Rocks have three main types or classes, which are sedimentary rocks such as limestone, igneous rocks such as obsidian, and metamorphic rocks such as marble. Sedimentary rocks are formed when layers of material accumulate and over time the materials harden into rock. Igneous rock forms when molten rock, called magma, cools and solidifies. Metamorphic rocks are formed beneath Earth's surface by intense heat and pressure that produce change.
Sedimentary rocks likewise have three types. Clastic sedimentary rocks are formed from debris produced by mechanical weathering, and some examples of this type are breccia, sandstone and shale. Chemical sedimentary rocks form when dissolved substances precipitate from solution, examples of which include rock salt and some limestones. Organic sedimentary rocks are made from accumulated plant or animal debris, and coal is an example of this type.

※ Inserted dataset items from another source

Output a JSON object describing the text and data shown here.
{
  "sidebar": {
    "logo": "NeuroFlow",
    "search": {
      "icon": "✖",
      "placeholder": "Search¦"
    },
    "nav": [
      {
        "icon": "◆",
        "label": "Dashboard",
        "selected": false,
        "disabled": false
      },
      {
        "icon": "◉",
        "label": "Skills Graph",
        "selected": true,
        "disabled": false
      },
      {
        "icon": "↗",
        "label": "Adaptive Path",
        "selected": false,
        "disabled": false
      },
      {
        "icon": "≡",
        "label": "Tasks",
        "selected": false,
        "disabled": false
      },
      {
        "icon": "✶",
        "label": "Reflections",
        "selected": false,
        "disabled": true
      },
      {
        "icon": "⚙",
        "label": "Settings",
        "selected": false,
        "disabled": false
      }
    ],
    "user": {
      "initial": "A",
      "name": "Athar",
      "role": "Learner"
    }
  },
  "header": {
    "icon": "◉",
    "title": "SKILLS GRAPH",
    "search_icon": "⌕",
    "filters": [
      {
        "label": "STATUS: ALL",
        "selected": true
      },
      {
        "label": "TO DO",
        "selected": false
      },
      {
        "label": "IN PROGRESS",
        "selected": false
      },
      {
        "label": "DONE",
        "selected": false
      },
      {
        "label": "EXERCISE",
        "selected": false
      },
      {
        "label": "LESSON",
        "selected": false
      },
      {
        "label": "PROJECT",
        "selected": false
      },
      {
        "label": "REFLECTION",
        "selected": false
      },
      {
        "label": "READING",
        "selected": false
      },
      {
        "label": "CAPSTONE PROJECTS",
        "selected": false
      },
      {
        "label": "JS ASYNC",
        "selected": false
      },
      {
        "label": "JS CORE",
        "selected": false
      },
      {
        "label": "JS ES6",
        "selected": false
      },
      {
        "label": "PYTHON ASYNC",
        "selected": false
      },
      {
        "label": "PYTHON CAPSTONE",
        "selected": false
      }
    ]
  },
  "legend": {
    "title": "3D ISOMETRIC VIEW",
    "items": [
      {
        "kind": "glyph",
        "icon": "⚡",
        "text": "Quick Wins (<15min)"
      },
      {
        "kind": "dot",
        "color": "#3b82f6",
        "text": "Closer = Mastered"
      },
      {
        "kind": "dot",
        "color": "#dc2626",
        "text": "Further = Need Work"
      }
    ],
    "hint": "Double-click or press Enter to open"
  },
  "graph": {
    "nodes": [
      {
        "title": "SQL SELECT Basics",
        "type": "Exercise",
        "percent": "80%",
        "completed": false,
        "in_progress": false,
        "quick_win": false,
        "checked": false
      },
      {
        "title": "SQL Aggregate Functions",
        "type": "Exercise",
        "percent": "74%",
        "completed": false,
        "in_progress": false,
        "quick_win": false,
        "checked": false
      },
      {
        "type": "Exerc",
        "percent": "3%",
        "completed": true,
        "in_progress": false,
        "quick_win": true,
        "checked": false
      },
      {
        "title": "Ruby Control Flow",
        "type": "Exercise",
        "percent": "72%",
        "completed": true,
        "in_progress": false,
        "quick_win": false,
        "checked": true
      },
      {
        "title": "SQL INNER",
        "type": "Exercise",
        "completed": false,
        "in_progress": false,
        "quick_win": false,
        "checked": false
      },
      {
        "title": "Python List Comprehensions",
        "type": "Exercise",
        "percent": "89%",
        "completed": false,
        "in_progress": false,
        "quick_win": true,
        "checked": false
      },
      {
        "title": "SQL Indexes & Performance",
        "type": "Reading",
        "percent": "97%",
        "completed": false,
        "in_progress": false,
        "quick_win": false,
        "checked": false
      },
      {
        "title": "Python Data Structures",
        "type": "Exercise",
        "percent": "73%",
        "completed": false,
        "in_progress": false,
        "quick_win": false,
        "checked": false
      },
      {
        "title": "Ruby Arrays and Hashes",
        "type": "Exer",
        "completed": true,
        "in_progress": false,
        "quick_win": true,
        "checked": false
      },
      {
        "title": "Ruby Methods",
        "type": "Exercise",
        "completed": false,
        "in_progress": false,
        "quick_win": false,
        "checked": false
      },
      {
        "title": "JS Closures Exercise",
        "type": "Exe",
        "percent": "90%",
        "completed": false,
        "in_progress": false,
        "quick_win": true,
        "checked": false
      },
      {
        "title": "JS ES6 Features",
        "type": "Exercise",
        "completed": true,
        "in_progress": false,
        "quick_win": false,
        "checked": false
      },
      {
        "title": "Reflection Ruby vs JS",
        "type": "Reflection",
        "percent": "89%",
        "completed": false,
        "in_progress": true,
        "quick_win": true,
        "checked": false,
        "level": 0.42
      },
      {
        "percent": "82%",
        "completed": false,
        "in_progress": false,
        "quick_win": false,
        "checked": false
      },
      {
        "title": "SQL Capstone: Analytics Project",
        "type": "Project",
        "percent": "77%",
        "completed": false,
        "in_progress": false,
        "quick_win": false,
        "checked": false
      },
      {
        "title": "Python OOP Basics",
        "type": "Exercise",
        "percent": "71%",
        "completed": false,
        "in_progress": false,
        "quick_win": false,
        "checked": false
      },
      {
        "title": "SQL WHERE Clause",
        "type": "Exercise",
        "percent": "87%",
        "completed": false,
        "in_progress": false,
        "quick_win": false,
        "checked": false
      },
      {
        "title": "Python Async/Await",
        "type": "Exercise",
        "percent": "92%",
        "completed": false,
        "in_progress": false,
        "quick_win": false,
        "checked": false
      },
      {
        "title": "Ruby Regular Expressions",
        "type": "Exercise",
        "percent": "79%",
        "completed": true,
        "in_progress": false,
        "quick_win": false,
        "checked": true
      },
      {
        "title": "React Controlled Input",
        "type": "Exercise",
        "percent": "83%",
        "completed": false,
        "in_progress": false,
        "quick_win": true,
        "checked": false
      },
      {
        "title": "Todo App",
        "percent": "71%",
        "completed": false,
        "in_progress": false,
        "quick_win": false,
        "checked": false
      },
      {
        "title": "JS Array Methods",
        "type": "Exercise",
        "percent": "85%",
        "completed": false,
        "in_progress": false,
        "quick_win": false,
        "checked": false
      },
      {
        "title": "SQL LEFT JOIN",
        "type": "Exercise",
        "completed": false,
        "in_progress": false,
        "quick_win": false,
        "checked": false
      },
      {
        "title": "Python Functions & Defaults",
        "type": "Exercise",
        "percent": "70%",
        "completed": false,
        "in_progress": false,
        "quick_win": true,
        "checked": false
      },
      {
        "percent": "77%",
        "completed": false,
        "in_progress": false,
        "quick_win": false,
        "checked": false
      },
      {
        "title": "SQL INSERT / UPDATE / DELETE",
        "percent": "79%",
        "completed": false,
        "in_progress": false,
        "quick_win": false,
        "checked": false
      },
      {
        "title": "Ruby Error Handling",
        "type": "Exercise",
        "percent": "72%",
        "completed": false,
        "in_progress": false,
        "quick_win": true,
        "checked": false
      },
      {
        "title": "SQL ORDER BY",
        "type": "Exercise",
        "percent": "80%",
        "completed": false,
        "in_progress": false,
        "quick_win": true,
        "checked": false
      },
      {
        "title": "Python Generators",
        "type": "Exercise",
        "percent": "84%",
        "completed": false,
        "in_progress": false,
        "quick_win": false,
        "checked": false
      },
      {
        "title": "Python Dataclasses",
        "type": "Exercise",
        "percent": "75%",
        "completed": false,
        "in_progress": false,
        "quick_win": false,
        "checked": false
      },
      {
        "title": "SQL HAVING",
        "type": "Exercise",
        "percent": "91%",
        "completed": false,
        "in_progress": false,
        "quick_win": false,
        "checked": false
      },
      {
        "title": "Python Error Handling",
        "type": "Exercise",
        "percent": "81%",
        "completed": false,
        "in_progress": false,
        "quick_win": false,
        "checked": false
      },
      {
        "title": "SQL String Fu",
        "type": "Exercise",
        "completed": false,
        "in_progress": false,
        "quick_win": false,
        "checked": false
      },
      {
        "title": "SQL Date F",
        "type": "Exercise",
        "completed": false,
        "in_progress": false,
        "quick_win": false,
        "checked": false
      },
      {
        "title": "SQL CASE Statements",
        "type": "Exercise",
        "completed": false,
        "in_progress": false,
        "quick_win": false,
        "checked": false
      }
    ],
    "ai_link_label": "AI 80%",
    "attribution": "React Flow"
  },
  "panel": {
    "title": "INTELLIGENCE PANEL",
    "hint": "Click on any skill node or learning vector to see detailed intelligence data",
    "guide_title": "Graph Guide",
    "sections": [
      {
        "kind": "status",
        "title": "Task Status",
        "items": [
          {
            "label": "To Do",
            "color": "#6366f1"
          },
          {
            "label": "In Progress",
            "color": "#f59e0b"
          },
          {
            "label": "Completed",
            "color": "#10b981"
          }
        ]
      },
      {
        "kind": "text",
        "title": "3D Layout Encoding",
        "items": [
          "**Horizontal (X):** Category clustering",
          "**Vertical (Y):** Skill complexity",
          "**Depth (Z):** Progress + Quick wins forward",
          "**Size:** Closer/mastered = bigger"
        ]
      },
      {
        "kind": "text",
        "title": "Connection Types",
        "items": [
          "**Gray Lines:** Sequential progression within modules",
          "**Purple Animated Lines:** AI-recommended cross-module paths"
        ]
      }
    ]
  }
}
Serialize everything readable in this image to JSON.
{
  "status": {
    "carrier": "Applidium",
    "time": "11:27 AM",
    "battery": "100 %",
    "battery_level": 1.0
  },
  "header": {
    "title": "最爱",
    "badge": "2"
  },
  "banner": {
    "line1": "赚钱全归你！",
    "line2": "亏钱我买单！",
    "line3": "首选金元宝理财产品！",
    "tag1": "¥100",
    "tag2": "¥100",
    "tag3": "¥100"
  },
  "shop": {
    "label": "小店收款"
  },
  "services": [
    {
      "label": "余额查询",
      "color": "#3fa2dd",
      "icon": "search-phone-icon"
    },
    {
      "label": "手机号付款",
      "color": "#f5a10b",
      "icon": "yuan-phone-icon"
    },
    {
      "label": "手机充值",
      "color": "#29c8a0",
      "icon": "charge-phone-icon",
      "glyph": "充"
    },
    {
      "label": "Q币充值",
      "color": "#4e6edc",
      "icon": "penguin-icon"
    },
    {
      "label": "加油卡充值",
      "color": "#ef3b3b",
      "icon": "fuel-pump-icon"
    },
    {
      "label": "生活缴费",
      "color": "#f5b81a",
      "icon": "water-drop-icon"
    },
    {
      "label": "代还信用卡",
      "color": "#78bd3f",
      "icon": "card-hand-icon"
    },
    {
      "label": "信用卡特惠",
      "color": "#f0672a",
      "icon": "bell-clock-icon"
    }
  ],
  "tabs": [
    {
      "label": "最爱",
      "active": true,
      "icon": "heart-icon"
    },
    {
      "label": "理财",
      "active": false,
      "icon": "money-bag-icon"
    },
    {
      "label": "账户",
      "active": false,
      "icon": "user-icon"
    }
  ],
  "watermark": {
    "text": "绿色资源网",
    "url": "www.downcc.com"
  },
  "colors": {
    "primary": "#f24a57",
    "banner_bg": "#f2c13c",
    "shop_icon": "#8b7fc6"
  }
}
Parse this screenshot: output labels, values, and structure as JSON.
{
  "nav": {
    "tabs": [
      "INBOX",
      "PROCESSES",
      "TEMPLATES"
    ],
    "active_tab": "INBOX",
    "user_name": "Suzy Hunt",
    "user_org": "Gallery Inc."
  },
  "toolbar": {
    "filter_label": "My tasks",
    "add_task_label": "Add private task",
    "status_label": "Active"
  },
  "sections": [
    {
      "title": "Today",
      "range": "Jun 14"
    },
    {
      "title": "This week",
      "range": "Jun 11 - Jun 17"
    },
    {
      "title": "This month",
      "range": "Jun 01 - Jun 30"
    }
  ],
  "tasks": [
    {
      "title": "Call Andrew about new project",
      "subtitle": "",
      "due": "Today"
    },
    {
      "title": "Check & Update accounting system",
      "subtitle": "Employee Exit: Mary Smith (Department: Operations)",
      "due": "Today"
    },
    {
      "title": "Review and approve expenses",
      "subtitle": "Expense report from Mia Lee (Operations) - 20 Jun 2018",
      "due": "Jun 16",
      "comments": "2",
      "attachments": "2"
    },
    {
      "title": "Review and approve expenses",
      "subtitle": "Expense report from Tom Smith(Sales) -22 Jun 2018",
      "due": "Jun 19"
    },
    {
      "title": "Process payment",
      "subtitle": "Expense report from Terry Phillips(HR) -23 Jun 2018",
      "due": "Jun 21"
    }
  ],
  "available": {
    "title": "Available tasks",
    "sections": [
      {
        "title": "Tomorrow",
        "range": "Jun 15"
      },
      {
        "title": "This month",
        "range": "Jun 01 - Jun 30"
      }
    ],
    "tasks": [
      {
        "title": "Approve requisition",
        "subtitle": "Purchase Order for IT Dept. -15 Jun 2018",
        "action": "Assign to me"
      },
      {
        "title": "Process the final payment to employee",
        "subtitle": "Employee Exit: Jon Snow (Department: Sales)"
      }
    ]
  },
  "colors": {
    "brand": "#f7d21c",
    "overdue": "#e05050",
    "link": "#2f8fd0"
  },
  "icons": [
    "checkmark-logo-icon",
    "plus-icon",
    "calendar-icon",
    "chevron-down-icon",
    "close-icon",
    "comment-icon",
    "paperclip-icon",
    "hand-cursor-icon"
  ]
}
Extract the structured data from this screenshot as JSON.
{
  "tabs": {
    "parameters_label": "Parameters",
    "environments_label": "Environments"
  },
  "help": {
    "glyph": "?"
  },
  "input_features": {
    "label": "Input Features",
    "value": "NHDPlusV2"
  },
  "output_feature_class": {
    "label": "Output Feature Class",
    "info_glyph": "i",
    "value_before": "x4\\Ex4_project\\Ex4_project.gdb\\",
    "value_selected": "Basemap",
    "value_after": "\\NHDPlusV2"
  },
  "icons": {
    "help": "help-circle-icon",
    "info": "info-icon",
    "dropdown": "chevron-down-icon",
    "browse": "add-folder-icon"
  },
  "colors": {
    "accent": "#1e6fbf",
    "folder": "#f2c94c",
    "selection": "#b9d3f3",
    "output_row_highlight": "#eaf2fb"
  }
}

Igneous rocks are of two types. Intrusive igneous rocks form beneath Earth's surface, where the slowness of their cooling allows large crystals to form. Example of intrusive igneous rocks include granite and peridotite. Extrusive igneous rocks form on the surface and cool rapidly, forming small crystals. Basalt, obsidian and pumice are examples of extrusive igneous rocks.
There are also two types of metamorphic rocks. Foliated metamorphic rocks have a layered or banded appearance, and examples of this type include gneiss, schist and slate. Nonfoliated metamorphic rocks lack any such banded appearance, and examples include marble and quartzite.